The purchase of NNRF by Stafford [Stafford was subsequently renamed Nucon] is unique because it seems that only 2 or 3 people [the former Stafford president for 1] benefited at the expense all the other shareholders of both Stafford and its earlier acquisition of Abucco. Here is a brief history:
1. Abucco, a private B.C. company is formed in 1999 raising capital from friends and family and an Angel group to develop monitoring and control hardware and software. A total of CDN $1,500,000 [approximately] was raised.
2. As Abucco required funds to grow it sold to Stafford Energy Inc. [a Pink Sheets shell] for CDN $250K in 2004, giving the Abucco shareholders 25,000,000 shares of a 50,000,000 Stafford issued position. Stafford was supposed to inject a further CDN $ 1,000,000+ [to assist in the growth of the Abucco operation], which it did not. There was no support provided for either the Stafford shares or the ongoing Abucco operation [the employees and some suppliers went unpaid].
3. By spring 2006 there were no paid employees at either Stafford or Abucco leaving a company whose only assets were a shell without any resources.

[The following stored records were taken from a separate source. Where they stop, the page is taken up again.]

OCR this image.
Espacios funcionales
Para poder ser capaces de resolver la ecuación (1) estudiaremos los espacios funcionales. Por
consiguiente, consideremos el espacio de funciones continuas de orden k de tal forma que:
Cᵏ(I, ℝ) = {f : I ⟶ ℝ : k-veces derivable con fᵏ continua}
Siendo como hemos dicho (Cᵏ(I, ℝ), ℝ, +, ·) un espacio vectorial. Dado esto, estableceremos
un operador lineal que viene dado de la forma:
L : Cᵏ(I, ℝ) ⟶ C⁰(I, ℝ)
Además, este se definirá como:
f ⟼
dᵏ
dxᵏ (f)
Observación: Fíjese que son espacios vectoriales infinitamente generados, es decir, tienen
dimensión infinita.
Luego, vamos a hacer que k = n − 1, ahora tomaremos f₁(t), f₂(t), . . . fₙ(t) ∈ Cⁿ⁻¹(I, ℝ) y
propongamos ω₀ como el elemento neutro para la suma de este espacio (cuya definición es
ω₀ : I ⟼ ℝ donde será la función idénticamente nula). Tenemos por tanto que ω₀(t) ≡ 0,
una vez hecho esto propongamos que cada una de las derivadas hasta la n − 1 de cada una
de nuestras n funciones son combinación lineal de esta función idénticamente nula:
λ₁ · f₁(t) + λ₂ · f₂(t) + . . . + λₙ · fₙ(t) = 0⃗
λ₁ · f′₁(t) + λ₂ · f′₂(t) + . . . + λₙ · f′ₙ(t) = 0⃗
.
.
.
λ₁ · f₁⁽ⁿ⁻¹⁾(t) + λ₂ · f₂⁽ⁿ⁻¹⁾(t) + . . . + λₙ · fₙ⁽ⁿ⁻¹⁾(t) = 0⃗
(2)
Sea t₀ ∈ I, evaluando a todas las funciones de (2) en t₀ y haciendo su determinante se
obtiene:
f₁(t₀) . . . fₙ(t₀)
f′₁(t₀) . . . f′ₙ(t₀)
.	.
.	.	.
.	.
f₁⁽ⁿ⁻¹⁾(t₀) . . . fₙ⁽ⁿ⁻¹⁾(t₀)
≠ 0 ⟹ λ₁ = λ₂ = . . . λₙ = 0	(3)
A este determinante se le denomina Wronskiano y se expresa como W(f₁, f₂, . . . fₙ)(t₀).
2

At this point the president owned about 5-7% of the Stafford stock.
4. On May 2 2006 the president announced that the Stafford board [all Canadians appointed by him] confirmed a stock-for-debt transaction [$10,000 debt for 50,000,000 Stafford shares]. This transaction had a nominal date of Mar.2 2006 [at which point the Stafford shares were trading at $ .005 a share].
5. The transaction was approved by the board, giving the president 55+% of Stafford. The Stafford shareholders were not consulted or informed of this transaction before the fact, nor were any other debt holders offered the same offer.
6. On May 4 2006, with the required 55+% control, the president effectively sold Stafford to Nucon-RF and agreed to a rollback of 275-1 prior to the conversion. Stafford was also to receive 3,000,000 shares of Nucon-RF for post-consolidated debt.
7. This means that the president received 180,000 shares of Nucon for his Stafford position plus his share of the 3,000,000-share debt allocation for $10,000. All the other Stafford shareholders combined received 163,000 shares with no share [to my knowledge] in the 3,000,000 post-consolidation shares.
8. The shareholders were never consulted on the transaction and requests for information on the disposition of the 3,000, 000 "debt" shares have been denied.
9. After the purchase and name change, Mr. Connors resigned leaving Mr. Sinclair as the only NNRF director with any affiliation with Stafford. Mr. Sinclair is an officer and significant shareholder in NNRI.
10. The questions remain; were the Stafford shareholders treated fairly and who benefited from the allocation of the 3,000,000 Nucon shares that formed part of the transaction?
11. The original Stafford/Abucco shareholders did not have the resources at the time to mount a lawsuit at that point.